A exemplo do que foi feito com Willians Mischur, a promotora Ana Cristina Bardusco e a juíza Selma Rosane Arruda concordaram em arquivar o inquérito aberto contra o empresário e torná-lo simplesmente vítima do caso, apesar dele ter aceito pagar propina. Rosa alega que firmou delação porque teria sido ‘extorquido’ pelo grupo de Silval.
‘Coagido’
Ao pedir o arquivamento de inquérito contra o dono da Tractor Parts a promotora Ana Cristina Bardusco ressaltou que o empresário foi ‘coagido’ pela quadrilha liderada por Silval. ‘A conduta de João Batista não buscava a prática de lavagem de dinheiro. Em verdade, o empresário sucumbiu às exigências da organização criminosa’, escreveu a promotora no pedido de arquivamento.
Mesmo com os benefícios fiscais, a Tractor Parts chegou a dever impostos ao governo. Até abril deste ano, quando o débito foi pago, a empresa tinha uma dívida de R$ 248,8 mil em tributos, motivo pelo qual era alvo de execução fiscal. O débito foi parcelado e o processo foi arquivado.
Outro Lado
A reportagem do jornal A Gazeta procurou o empresário João Batista Rosa para ouvir a posição do ex-delator sobre o caso, mas fomos informados de que Rosa não poderia conceder entrevista porque está em viagem internacional.
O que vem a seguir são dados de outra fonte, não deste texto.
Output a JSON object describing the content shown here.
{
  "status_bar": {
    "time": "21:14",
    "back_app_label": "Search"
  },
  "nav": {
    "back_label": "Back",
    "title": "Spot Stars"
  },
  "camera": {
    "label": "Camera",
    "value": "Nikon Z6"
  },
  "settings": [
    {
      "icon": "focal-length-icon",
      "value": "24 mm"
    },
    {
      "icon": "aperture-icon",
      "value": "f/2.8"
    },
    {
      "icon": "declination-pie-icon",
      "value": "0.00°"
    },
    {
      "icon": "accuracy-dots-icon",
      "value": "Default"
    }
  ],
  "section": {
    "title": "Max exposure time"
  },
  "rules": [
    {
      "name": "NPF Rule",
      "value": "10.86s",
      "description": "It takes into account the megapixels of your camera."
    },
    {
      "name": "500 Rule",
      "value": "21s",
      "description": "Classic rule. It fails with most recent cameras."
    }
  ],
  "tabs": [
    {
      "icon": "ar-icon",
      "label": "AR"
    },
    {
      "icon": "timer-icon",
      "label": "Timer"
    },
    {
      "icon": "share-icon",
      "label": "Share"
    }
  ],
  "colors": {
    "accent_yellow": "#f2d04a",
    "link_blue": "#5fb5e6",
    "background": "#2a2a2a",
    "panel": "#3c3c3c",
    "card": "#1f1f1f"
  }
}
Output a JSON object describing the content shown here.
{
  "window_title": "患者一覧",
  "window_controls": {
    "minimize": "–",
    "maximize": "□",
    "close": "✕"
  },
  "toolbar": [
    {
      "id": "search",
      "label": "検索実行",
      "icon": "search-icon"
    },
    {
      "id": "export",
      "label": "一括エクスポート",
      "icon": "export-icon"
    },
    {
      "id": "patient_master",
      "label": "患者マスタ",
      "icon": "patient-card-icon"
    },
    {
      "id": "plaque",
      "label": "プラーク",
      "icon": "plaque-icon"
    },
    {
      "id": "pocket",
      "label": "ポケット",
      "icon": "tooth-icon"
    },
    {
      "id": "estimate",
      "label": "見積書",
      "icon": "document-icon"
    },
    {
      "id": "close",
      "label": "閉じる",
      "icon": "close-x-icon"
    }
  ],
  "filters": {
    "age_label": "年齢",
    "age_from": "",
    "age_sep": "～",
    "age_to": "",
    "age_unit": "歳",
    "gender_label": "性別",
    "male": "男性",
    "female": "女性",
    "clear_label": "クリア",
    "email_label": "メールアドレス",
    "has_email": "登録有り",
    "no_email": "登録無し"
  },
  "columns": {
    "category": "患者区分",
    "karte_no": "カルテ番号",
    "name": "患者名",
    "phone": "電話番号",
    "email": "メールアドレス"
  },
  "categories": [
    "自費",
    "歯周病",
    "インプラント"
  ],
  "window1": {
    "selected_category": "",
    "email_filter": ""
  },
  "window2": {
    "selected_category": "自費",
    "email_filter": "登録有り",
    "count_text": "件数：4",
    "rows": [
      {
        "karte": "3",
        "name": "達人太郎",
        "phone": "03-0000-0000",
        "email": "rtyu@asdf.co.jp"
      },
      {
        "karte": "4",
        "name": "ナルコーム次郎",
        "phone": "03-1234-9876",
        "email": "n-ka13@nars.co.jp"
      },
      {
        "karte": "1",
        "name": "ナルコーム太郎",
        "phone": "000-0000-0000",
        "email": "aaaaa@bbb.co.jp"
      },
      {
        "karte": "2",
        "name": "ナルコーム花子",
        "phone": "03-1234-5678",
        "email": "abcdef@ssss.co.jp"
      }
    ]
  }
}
Passo adiante, a marca própria
Em crescimento, a empresa de Rosa apostou na captação de produtos no mercado internacional e na constituição de uma marca própria, a JR&S, para atender à demanda interna por peças e engrenagens. “Fomos para a China, Índia, Turquia, Espanha e conseguimos, inicialmente, desenvolver cerca de 200 itens com nossa marca. Crescemos ainda mais com nosso portfólio e hoje já temos aproximadamente 600 itens com a marca JR&S, todos produtos de altíssima qualidade”, relata Rosa em vídeo institucional. O Grupo Tractor Parts tem 13 lojas nos estados de Mato Grosso, Mato Grosso do Sul, Bahia e Goiás.
Chico Ferreira
À época, a juíza Selma Arruda acolheu pedido do MPE e considerou o empresário como vítima
Culpados e livres
Seis pessoas do alto escalão do governo Silval Barbosa foram denunciadas por conta da delação de João Batista Rosa e todas estão livres. A maior parte saiu da cadeia entre 2015 e 2017 por decisão da juíza Selma Arruda.
Entre os ‘homens livres’ está o próprio Silval, que ficou preso de setembro de 2015 a junho de 2017, quando teve prisão domiciliar decretada pela juíza. Ele havia assinado acordo de delação premiada.
Quem também fez delação foi o ex-secretário Pedro Nadaf, onde narrou a ocorrência de 48 crimes cometidos pelo grupo criminoso. Depois de ficar preso desde setembro de 2015, Nadaf foi solto em setembro de 2016.
O ex-secretário Marcel Cursi, também citado na delação de Rosa, ficou um ano e 10 meses preso e saiu em julho de 2017. Ao contrário dos outros réus Cursi não confessou os crimes e foi solto não por Selma, mas por decisão de desembargador do Tribunal de Justiça de Mato Grosso (TJMT).